AJP: The Politics of Noise and Irrelevance
From anti-CAA street energy to political formality, the party that promised Assamese resurgence now serves as BJP's unwitting ally
The Assam Jatiya Parishad (AJP) emerged in the aftermath of the anti-CAA agitations as a supposed vehicle for Assamese aspirations. Formed with the emotional energy of the streets, the party promised to be a bulwark against the national dominance of the BJP and the compromises of the AGP. Yet, in less than five years, AJP has revealed its own limits: it shouts loudly, but carries no sting. In Assam’s high-stakes political theatre, the AJP has become less of an opposition and more of a political formality—a safety valve that ultimately strengthens the very forces it claims to resist.
The Formality of Opposition
Whenever Chief Minister Himanta Biswa Sarma faces allegations—whether on identity politics, migration issues, or governance lapses—AJP is quick to issue sharp condemnations. But these interventions almost never go beyond statements. They lack follow-up mobilisation, organisational reach, or serious political strategy. For the public, AJP’s opposition is beginning to look like ritualistic performance: loud enough for headlines, but too weak to alter the balance of power. In other words, opposition as formality.
Spring vs Autumn: A Party Divided by Image
The party’s contradictions are embodied in its two leading faces:
Lurinjyoti Gogoi (Spring): A product of the AASU-led anti-CAA agitation, Gogoi symbolises freshness and idealism. He projects a clean image, free of corruption or the compromises of power. His student politics background gave him mass visibility, and for a time, he looked like the natural inheritor of Assam’s regionalist sentiment. He is the spring of AJP—energetic, untainted, but politically inexperienced.
Jagadish Bhuyan (Autumn): In contrast, Bhuyan carries the baggage of establishment politics. Once a minister in the 1996 Prafulla Mahanta-led AGP government, and later Chairman of Assam Petrochemicals Limited under Sarbananda Sonowal’s chief ministership, Bhuyan has enjoyed the perks of power. His past links make him appear as a leader stained by opportunism. Today, he drifts in the autumn of his career—symbolic, but not inspiring.
Together, Gogoi and Bhuyan represent spring and autumn inside one party—youthful promise weighed down by a tainted legacy. Rather than balance each other, they cancel each other out, leaving AJP suspended between moral posturing and political irrelevance.
The Dibrugarh Episode: Opposition or Controlled Sparring?

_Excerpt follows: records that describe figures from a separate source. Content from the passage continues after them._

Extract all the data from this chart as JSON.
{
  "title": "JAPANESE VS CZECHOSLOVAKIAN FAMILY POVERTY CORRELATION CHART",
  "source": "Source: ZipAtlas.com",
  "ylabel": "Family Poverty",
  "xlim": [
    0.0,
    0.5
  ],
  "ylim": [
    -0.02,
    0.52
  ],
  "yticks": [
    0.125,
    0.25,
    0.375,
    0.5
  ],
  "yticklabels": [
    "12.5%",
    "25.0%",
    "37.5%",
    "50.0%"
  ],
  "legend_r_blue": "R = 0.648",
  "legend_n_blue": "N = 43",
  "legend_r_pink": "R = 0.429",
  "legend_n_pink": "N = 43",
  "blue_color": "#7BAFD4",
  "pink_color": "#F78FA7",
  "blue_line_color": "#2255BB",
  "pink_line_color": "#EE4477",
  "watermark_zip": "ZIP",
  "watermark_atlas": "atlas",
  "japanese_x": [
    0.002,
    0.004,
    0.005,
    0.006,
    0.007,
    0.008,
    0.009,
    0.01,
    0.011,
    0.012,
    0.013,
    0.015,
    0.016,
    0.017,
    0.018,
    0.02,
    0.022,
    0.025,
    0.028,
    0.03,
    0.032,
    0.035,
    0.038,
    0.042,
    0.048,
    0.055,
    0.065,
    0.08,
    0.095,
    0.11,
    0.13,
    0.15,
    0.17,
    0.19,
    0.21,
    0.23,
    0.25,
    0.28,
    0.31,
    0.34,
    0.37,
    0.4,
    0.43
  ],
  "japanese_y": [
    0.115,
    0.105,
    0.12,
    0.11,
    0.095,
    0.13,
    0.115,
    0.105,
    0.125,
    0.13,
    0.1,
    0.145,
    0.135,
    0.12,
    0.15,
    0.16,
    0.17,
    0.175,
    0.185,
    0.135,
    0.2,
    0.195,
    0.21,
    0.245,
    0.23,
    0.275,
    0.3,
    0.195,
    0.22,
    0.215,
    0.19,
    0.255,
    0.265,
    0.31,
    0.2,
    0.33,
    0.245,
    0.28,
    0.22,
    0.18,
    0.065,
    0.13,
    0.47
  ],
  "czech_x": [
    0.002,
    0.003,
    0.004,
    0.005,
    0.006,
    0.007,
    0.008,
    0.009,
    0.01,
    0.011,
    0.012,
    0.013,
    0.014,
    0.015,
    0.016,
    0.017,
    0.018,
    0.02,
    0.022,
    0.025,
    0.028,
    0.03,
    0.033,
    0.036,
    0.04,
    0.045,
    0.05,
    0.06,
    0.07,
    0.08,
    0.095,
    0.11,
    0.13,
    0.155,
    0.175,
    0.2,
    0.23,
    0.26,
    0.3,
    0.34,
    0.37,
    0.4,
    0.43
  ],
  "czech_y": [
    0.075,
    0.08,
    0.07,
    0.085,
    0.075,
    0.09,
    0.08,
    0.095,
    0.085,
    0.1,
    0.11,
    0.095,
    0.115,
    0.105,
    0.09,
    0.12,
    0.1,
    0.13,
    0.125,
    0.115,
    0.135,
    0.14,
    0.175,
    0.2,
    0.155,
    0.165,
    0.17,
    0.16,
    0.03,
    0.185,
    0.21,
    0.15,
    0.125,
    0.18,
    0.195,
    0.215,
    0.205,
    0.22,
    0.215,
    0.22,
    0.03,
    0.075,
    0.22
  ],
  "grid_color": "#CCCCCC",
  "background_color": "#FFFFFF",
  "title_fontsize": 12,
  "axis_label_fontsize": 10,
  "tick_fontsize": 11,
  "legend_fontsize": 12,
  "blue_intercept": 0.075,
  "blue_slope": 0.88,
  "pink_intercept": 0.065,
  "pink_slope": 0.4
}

The clearest evidence of AJP’s role came during the last Lok Sabha elections. The party fielded Lurinjyoti Gogoi against former Chief Minister Sarbananda Sonowal in Dibrugarh. The move generated a few days of headlines, but its impact was predictable: it fractured the anti-BJP vote and ensured Sonowal’s smooth victory.
This was not opposition. This was controlled sparring—a drama that created the illusion of challenge while strengthening the incumbent. For many observers, it confirmed what they had long suspected: AJP functions less as a challenger and more as an extra player in the BJP’s ring, used to fix crises and absorb dissent.
The AGP Parallel: History Repeats
AJP’s trajectory is not new. Assam’s regionalism has repeatedly produced strong movements that faltered once they entered the formal power arena:
The AGP Story: Born from the historic Assam Movement, AGP captured power in 1985 on the wave of Assamese nationalism.